New Age Healthcare

With the rapid proliferation of hundreds of health information websites, e-health publications and commencement of use of electronic health records, we in India, are now in an era of information dissemination. This is actually leading to information overload!! The end user – the health care consumer, formerly known as a patient, is now deluged with too much information. Public access to specialist information, the cornerstone of accountability, is only a mouse click away. It is estimated that 75% of Internet users surf the Net for medical information at some point in time and almost all feel that they get the information they are looking for. How many of them know that most of the information on the net has not been peer reviewed, authenticated and is not always reliable? Information Assurance (IA) in healthcare therefore becomes crucial. IA involves ensuring authenticity, credibility and reliability of the information, which the end user has access to. For the purpose of this discussion, information assurance will also include maintaining the sanctity of a patient’s individual health information, considered strictly confidential and sacrosanct.

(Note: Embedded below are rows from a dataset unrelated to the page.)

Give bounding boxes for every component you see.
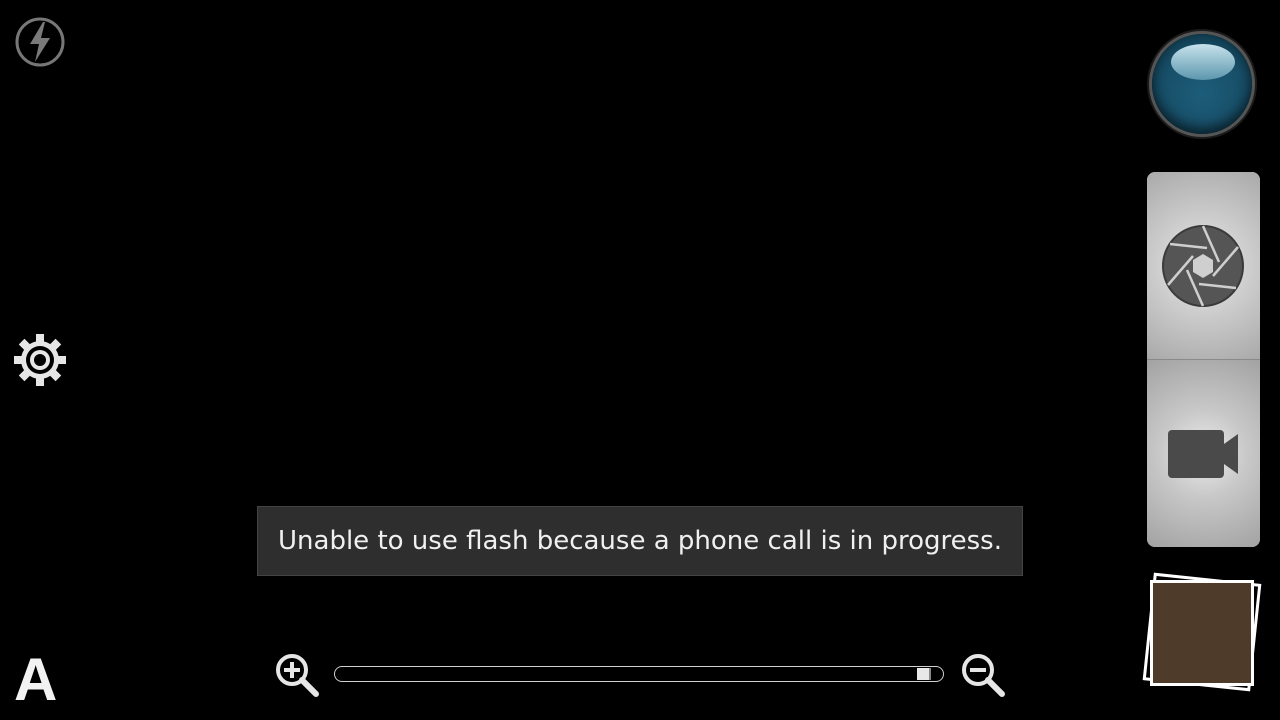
toast-message: Unable to use flash because a phone call… [257,506,1023,576]
gear-icon[interactable] [12,332,68,388]
photo-mode-button[interactable] [1147,172,1260,359]
video-camera-icon [1168,430,1238,478]
zoom-in-icon[interactable] [274,652,320,698]
mode-switch[interactable] [1147,172,1260,547]
camera-shutter-icon [1162,225,1244,307]
video-mode-button[interactable] [1147,360,1260,547]
capture-orb-icon[interactable] [1152,34,1252,134]
zoom-slider[interactable] [334,666,944,682]
scene-mode-auto[interactable]: A [14,650,70,710]
camera-screen: A Unable to use flash because a phone ca… [0,0,1280,720]
zoom-slider-handle[interactable] [917,668,931,680]
zoom-out-icon[interactable] [960,652,1006,698]
flash-off-icon[interactable] [12,14,68,70]
thumbnail-image [1150,580,1254,686]
toast-text: Unable to use flash because a phone call… [278,526,1002,556]
orb-gloss [1171,44,1235,80]
last-photo-thumbnail[interactable] [1142,572,1262,692]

Most stakeholders are still oblivious of the concept of IA. Malpractice and litigation not yet being a major problem, awareness of privacy and security issues in health information is also not high.

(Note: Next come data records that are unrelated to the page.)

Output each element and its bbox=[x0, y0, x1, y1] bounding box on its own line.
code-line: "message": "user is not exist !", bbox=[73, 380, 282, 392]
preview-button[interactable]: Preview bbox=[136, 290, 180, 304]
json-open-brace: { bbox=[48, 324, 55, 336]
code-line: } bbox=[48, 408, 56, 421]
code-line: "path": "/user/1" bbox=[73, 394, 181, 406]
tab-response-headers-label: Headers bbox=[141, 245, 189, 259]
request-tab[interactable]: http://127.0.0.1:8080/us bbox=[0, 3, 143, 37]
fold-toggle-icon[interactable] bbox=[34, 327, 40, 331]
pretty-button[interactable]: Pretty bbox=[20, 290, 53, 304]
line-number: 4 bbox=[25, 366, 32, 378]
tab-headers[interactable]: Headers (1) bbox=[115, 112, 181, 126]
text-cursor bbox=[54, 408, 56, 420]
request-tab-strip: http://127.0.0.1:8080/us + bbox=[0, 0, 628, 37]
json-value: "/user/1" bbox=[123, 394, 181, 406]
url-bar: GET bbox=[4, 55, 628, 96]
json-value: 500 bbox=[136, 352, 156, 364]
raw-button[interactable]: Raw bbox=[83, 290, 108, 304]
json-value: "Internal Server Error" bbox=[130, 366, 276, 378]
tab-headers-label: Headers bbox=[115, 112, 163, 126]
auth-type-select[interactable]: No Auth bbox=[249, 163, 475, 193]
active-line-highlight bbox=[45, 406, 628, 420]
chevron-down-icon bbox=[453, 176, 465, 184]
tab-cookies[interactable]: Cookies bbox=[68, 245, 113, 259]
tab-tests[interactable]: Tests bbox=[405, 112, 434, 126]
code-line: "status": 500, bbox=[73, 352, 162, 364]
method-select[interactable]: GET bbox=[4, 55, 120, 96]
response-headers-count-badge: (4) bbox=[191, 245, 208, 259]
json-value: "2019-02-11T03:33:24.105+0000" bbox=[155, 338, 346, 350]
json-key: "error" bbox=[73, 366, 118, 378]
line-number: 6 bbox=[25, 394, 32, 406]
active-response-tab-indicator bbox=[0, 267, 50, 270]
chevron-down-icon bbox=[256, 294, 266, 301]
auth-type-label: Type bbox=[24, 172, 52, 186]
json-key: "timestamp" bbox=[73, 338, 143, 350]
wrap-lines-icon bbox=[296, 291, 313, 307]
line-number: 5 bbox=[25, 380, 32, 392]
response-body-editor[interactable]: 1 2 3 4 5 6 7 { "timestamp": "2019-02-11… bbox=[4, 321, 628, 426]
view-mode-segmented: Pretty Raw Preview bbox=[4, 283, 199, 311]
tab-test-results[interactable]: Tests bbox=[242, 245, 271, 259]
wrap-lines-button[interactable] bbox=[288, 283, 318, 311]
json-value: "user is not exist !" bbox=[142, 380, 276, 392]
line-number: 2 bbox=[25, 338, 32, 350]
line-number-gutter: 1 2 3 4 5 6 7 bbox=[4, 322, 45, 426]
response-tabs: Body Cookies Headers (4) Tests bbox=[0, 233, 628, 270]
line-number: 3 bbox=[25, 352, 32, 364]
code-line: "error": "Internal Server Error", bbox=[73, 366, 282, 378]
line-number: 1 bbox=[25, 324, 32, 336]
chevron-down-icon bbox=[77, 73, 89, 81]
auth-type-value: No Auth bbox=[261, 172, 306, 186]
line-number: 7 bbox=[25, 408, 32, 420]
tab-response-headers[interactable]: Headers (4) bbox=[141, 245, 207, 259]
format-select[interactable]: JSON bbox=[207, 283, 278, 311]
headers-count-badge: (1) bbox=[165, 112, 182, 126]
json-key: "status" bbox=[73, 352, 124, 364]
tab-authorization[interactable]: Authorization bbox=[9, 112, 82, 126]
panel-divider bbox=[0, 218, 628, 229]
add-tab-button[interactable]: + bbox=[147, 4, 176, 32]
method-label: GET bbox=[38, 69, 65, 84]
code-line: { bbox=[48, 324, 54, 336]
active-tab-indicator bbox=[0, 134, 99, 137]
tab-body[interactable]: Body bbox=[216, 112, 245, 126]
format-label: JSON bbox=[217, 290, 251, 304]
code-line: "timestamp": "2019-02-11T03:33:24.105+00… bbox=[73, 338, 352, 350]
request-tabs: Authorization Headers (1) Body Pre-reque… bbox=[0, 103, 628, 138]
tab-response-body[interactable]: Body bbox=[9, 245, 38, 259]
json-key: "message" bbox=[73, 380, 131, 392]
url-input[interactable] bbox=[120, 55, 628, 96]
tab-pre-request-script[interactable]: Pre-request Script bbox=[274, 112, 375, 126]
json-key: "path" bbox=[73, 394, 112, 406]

IA refers to the practice of managing information, protecting confidentiality and ensuring integrity and availability of data. IA also ensures that delivery systems deliver the necessary information only to authorised personnel. These goals are relevant whether the data are in storage, processing, or transit, and whether threatened by malice or accident. Information Assurance means much more than assuring Information Security. IA emphasizes strategic risk management over tools and tactics. It includes corporate governance issues such as audits, business continuity, compliance, disaster recovery and privacy. IA draws from multiple fields, including Fraud Examination, Forensic Science, Management Science, Systems Engineering, Security Engineering and Criminology. Assurance is a measure of confidence, with security features, practices, procedures and architecture of an Information System, that accurately mediates and enforces the security policy using assured software. Assured Software is software that has been designed, developed, analysed and tested using processes, tools and techniques that establish a level of confidence, in its trustworthiness, appropriate for its intended use. IA therefore is essentially the process of ensuring that the right people get the right information at the right time. IA in the health care industry is a very recent phenomenon, even globally.

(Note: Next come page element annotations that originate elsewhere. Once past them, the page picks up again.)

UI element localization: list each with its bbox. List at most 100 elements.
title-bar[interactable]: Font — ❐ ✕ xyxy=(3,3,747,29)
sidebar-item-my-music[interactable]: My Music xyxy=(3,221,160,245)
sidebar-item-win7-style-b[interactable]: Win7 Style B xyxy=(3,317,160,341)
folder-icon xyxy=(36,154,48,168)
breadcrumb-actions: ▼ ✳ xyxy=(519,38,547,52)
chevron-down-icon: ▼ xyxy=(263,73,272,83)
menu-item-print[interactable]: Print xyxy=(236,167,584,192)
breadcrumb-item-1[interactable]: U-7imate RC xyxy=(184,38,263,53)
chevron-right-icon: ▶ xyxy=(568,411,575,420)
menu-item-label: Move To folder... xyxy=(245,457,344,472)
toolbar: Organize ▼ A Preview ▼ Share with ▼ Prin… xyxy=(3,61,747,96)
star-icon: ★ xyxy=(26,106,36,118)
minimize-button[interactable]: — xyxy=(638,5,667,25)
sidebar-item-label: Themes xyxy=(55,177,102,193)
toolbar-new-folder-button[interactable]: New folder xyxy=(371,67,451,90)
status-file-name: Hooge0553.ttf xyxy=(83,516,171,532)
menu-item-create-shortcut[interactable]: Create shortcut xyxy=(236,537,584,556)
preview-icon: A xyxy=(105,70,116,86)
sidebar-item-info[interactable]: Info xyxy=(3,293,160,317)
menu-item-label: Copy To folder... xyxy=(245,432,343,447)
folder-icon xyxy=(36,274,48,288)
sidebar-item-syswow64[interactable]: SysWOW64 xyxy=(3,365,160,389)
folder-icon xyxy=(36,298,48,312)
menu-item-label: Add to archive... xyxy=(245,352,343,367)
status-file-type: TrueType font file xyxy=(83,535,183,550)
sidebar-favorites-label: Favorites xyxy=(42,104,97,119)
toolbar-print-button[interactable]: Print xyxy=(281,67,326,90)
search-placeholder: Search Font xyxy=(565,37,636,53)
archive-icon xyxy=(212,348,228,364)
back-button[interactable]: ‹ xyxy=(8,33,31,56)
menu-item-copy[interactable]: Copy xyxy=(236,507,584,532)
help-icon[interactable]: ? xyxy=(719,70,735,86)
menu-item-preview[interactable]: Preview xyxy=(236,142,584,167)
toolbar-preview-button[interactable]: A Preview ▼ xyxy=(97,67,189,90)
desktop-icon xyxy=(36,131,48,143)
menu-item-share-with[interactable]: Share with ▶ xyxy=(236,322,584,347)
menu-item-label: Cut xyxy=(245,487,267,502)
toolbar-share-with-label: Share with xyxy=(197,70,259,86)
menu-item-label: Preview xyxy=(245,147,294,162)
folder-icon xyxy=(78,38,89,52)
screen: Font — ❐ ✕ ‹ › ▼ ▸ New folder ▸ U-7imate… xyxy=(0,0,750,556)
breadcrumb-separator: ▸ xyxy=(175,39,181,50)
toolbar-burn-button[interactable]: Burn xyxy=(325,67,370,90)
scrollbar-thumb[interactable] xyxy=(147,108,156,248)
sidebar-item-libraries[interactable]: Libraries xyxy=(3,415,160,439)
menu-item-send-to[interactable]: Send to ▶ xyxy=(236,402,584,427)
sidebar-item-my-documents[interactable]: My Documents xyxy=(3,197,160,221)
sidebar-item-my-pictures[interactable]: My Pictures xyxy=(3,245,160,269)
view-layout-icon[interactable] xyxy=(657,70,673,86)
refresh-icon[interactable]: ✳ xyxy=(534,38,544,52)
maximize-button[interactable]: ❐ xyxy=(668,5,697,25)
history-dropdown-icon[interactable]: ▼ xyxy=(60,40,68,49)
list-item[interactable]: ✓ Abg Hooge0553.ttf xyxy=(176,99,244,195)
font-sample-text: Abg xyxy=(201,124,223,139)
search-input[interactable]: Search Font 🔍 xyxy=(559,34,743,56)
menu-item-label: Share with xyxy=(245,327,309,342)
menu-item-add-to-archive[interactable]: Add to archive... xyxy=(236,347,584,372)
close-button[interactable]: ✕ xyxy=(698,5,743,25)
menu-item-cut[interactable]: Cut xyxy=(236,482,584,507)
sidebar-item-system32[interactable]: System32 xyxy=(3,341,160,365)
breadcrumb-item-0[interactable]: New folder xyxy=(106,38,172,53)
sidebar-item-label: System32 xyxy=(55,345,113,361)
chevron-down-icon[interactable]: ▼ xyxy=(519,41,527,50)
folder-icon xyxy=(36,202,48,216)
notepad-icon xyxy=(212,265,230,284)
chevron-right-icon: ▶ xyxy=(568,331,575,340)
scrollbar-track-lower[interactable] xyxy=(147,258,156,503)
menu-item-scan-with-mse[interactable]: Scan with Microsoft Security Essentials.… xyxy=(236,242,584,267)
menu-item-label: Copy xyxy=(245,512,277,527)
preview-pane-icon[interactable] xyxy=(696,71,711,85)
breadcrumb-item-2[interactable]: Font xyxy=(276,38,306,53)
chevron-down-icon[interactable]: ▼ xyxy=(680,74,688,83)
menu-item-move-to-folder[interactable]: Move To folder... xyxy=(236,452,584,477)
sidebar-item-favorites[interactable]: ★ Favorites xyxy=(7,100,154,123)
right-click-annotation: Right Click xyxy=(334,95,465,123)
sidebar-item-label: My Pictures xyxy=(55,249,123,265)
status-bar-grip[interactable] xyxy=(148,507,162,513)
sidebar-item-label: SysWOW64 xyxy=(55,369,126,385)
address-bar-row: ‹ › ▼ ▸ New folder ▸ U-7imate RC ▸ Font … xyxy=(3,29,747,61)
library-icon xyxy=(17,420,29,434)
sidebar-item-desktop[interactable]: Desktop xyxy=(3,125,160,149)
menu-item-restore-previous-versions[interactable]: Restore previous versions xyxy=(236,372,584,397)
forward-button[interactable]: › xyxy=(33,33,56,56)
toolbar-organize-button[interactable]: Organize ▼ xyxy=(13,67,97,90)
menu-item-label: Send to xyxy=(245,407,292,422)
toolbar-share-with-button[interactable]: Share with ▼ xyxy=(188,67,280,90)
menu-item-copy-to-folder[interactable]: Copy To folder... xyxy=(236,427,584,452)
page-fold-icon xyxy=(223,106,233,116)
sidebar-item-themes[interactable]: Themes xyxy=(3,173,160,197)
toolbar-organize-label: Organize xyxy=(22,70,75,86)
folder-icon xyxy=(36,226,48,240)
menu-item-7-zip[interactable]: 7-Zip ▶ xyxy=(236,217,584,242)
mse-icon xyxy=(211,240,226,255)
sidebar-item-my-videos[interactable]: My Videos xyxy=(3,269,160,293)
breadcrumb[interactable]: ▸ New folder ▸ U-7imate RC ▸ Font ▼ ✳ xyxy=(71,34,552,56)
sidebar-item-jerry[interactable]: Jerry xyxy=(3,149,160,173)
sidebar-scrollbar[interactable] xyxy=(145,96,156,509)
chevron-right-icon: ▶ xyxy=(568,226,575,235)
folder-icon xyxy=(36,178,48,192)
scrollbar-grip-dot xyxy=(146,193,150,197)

What constitutes “Health Information”? Who should be authorised to update this? How often should this be updated? Who will be the ombudsman overseeing this? To whom should this information be directed? What should be the mechanism for updating? Where should this be done? For whom? Is one justified in resorting to simplification at the cost of scientific accuracy. These are just some of the many, many questions that need to be answered. The average user is not sophisticated enough to critically analyse the loads of different information now easily available and give appropriate weightage to them.

How do we assure that the medical information necessary for a patient  to aid him or her in the decision making process is factually correct and more important, is relevant to the specific situation?

When providing information to a patient about a proposed surgical procedure, is it necessary to mention the rarest of the rare complications as well? The Supreme Courts of India and USA among others have opined that while obtaining consent from a patient, the physician can use his/her judgement in deciding what information need not be stressed. Even with a medical background this is often difficult. Experience and wisdom cannot always be broken down and fitted into a decision making tree.


The onset of the 21st century has witnessed a steady increase in the number of stakeholders responsible for an individual’s healthcare. They include medical students, interns, technicians, nurses, staff of the medical records department, hospital administrative staff, hospital pharmacy, immediate family, colleagues, employers, interested third parties including insurance companies and credit card companies and often in the case of VIP’s – even the press. Do all these various groups of people need to have access to the health information of an individual? Should this be on a need-to-know basis? A few decades ago knowledge about the health of an individual was strictly confined to a paper medical record which was available only to the family physician. Today, more often than not, it is a team of specialists who are collectively involved in the management of a single patient.

One’s personal health information can theoretically be hacked. In the Indian setting, the concept of EMR is just emerging. Creating awareness, sensitising stakeholders and training the end user about IA in health care should be the first step in implementing Information Assurance. Ensuring suitable policy framing and enforcement of legal measures will automatically follow. However, social, ethical and legal solutions are unlikely to keep up with technology.

The legal aspects of privacy of health information, the rules and limits on who can have access to an individual’s health information have to be culture sensitive and relevant to the needs and local milieu.

Information today is not confined to paper records or electronic records. Sensitive information about a patient can be computed, stored and transmitted using various devices that may or may not interconnect with a network.

Security measures implemented should be based on local milieu, facilities available and degree of security required. Creating awareness, studying cost containment and feasibility of implementation issues, and sensitizing and training the end user about privacy and security issues should be the first step. This should be followed by suitable policy framing and enforcement of legal measures. These are as important as using the technology itself. It was Confucius who once remarked that, ‘A journey of a thousand miles begins with the first step’. The time is now ripe for India to take the first steps in implementing Information Assurance in healthcare.